The word “quants” is used in quantum physics, usually in the phrase “light quants”. Here is an example from 1932:

The light energy..always remains concentrated in the form of ‘light quants’, or grains.

Castelfranchi's Rec. Adv. Atomic Physics

  • Light quant(s) is no longer used by physicists; it hasn't been used much since around 1970 (roughly when Zen and the Art of Motorcycle Maintenance was written). See Ngram. The current terminology is light quantum/quanta. – Peter Shor May 3 '20 at 22:15
  • @PeterShor The OED says it’s “now rare” and gives an example from 2002 in a journal that admittedly doesn’t sound very scientific. I can also find a few examples on Google Scholar from sources that look more physics related and reputable.
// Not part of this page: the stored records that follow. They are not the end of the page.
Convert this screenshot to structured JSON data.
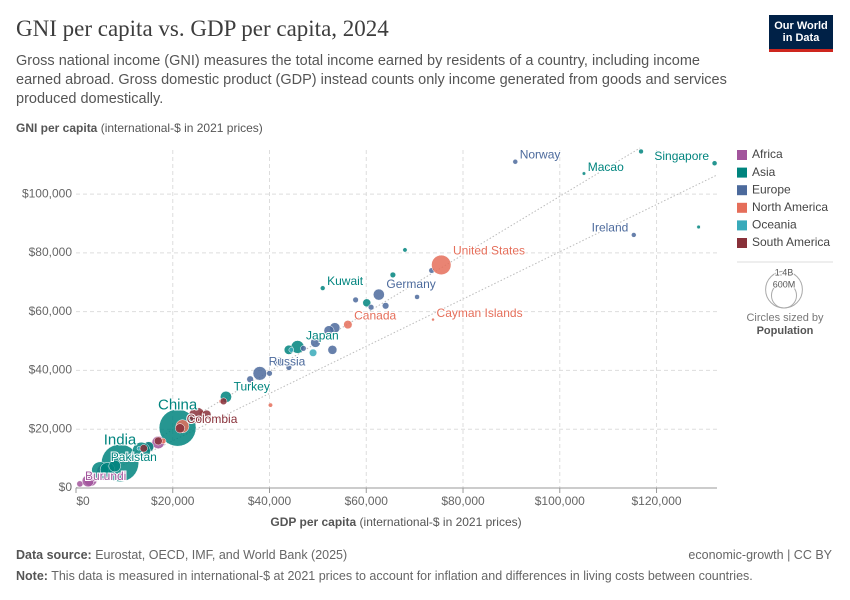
{
  "logo": {
    "line1": "Our World",
    "line2": "in Data"
  },
  "chart_data": {
    "type": "scatter",
    "title": "GNI per capita vs. GDP per capita, 2024",
    "subtitle": "Gross national income (GNI) measures the total income earned by residents of a country, including income earned abroad. Gross domestic product (GDP) instead counts only income generated from goods and services produced domestically.",
    "y_label": {
      "name": "GNI per capita",
      "unit": "(international-$ in 2021 prices)"
    },
    "x_label": {
      "name": "GDP per capita",
      "unit": "(international-$ in 2021 prices)"
    },
    "xlim": [
      0,
      132500
    ],
    "ylim": [
      0,
      115000
    ],
    "xticks": [
      {
        "value": 0,
        "label": "$0"
      },
      {
        "value": 20000,
        "label": "$20,000"
      },
      {
        "value": 40000,
        "label": "$40,000"
      },
      {
        "value": 60000,
        "label": "$60,000"
      },
      {
        "value": 80000,
        "label": "$80,000"
      },
      {
        "value": 100000,
        "label": "$100,000"
      },
      {
        "value": 120000,
        "label": "$120,000"
      }
    ],
    "yticks": [
      {
        "value": 0,
        "label": "$0"
      },
      {
        "value": 20000,
        "label": "$20,000"
      },
      {
        "value": 40000,
        "label": "$40,000"
      },
      {
        "value": 60000,
        "label": "$60,000"
      },
      {
        "value": 80000,
        "label": "$80,000"
      },
      {
        "value": 100000,
        "label": "$100,000"
      }
    ],
    "grid": true,
    "legend": "right",
    "series": [
      {
        "name": "Africa",
        "color": "#a2559c",
        "x": [
          800,
          6000,
          17000,
          15000,
          3000,
          2500,
          4000,
          11000
        ],
        "values": [
          1400,
          5500,
          15500,
          14000,
          2800,
          2400,
          3800,
          10500
        ],
        "sizes": [
          14000000,
          230000000,
          115000000,
          63000000,
          130000000,
          100000000,
          55000000,
          46000000
        ],
        "labels": [
          "Burundi",
          null,
          null,
          null,
          null,
          null,
          null,
          null
        ]
      },
      {
        "name": "Asia",
        "color": "#00847e",
        "x": [
          132000,
          105000,
          21000,
          9100,
          5000,
          51000,
          45800,
          31000,
          116800,
          68000,
          128700,
          60100,
          65500,
          44000,
          15000,
          6500,
          13500,
          8000
        ],
        "values": [
          110500,
          107000,
          20500,
          8500,
          6000,
          68000,
          48000,
          31000,
          114500,
          81000,
          88800,
          63000,
          72500,
          47000,
          14000,
          6200,
          12500,
          7500
        ],
        "sizes": [
          6000000,
          700000,
          1410000000,
          1450000000,
          250000000,
          4900000,
          124000000,
          87000000,
          5000000,
          3000000,
          1000000,
          33000000,
          10000000,
          52000000,
          70000000,
          170000000,
          280000000,
          100000000
        ],
        "labels": [
          "Singapore",
          "Macao",
          "China",
          "India",
          "Pakistan",
          "Kuwait",
          "Japan",
          "Turkey",
          null,
          null,
          null,
          null,
          null,
          null,
          null,
          null,
          null,
          null
        ]
      },
      {
        "name": "Europe",
        "color": "#4c6a9c",
        "x": [
          90800,
          115300,
          62600,
          38000,
          73500,
          70500,
          64000,
          61000,
          57800,
          53500,
          52300,
          49500,
          53000,
          42000,
          44000,
          36000,
          47000,
          40000
        ],
        "values": [
          111000,
          86100,
          65800,
          39000,
          74000,
          65000,
          62000,
          61500,
          64000,
          54500,
          53500,
          49500,
          47000,
          43000,
          41000,
          37000,
          47500,
          39000
        ],
        "sizes": [
          5500000,
          5200000,
          84000000,
          144000000,
          9000000,
          6000000,
          18000000,
          10000000,
          10000000,
          68000000,
          66000000,
          59000000,
          48000000,
          38000000,
          10000000,
          19000000,
          10000000,
          10000000
        ],
        "labels": [
          "Norway",
          "Ireland",
          "Germany",
          "Russia",
          null,
          null,
          null,
          null,
          null,
          null,
          null,
          null,
          null,
          null,
          null,
          null,
          null,
          null
        ]
      },
      {
        "name": "North America",
        "color": "#e56e5a",
        "x": [
          75500,
          56200,
          73800,
          22000,
          40200,
          26000,
          30000,
          18000
        ],
        "values": [
          75900,
          55600,
          57300,
          21000,
          28200,
          25500,
          29500,
          16000
        ],
        "sizes": [
          340000000,
          40000000,
          70000,
          130000000,
          3000000,
          5000000,
          2000000,
          11000000
        ],
        "labels": [
          "United States",
          "Canada",
          "Cayman Islands",
          null,
          null,
          null,
          null,
          null
        ]
      },
      {
        "name": "Oceania",
        "color": "#38aaba",
        "x": [
          49000,
          44500,
          13000
        ],
        "values": [
          46000,
          47000,
          13500
        ],
        "sizes": [
          27000000,
          5000000,
          1000000
        ],
        "labels": [
          null,
          null,
          null
        ]
      },
      {
        "name": "South America",
        "color": "#883039",
        "x": [
          21500,
          25000,
          27000,
          30500,
          17000,
          14000,
          27500
        ],
        "values": [
          20300,
          24700,
          25000,
          29500,
          16000,
          13500,
          24000
        ],
        "sizes": [
          52000000,
          212000000,
          45000000,
          20000000,
          34000000,
          28000000,
          3500000
        ],
        "labels": [
          "Colombia",
          null,
          null,
          null,
          null,
          null,
          null
        ]
      }
    ],
    "size_legend": {
      "title": "Circles sized by",
      "variable": "Population",
      "sizes": [
        {
          "value": 1400000000,
          "label": "1.4B"
        },
        {
          "value": 600000000,
          "label": "600M"
        }
      ]
    },
    "source": {
      "label": "Data source:",
      "text": "Eurostat, OECD, IMF, and World Bank (2025)"
    },
    "license": "economic-growth | CC BY",
    "note": {
      "label": "Note:",
      "text": "This data is measured in international-$ at 2021 prices to account for inflation and differences in living costs between countries."
    }
  }
}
So idk. – Laurel May 3 '20 at 22:29
  • Looking at Google Scholar, it looks like some biochemists might still be using "light quants", although it seems to appear only in biology-related articles. So it hasn't completely died out. – Peter Shor May 3 '20 at 23:30

In Guidebook to Zen and the Art of Motorcycle Maintenance: An Inquiry into Values (New York: William Morrow, 1990), Ron L. DiSanto and Tom J. Steele included a section with notes to Pirsig's novel. There is also a note on the term "quants" (page 368):

"quants". This is a variation of "quanta", most often found in the singular in the phrase "light quant".

(For those who want to look up the context of the quote: see Part I, chapter 3 in Zen and the Art of Motorcycle Maintenance. Or see page 31 in the 40th anniversary edition, Vintage, 2004.)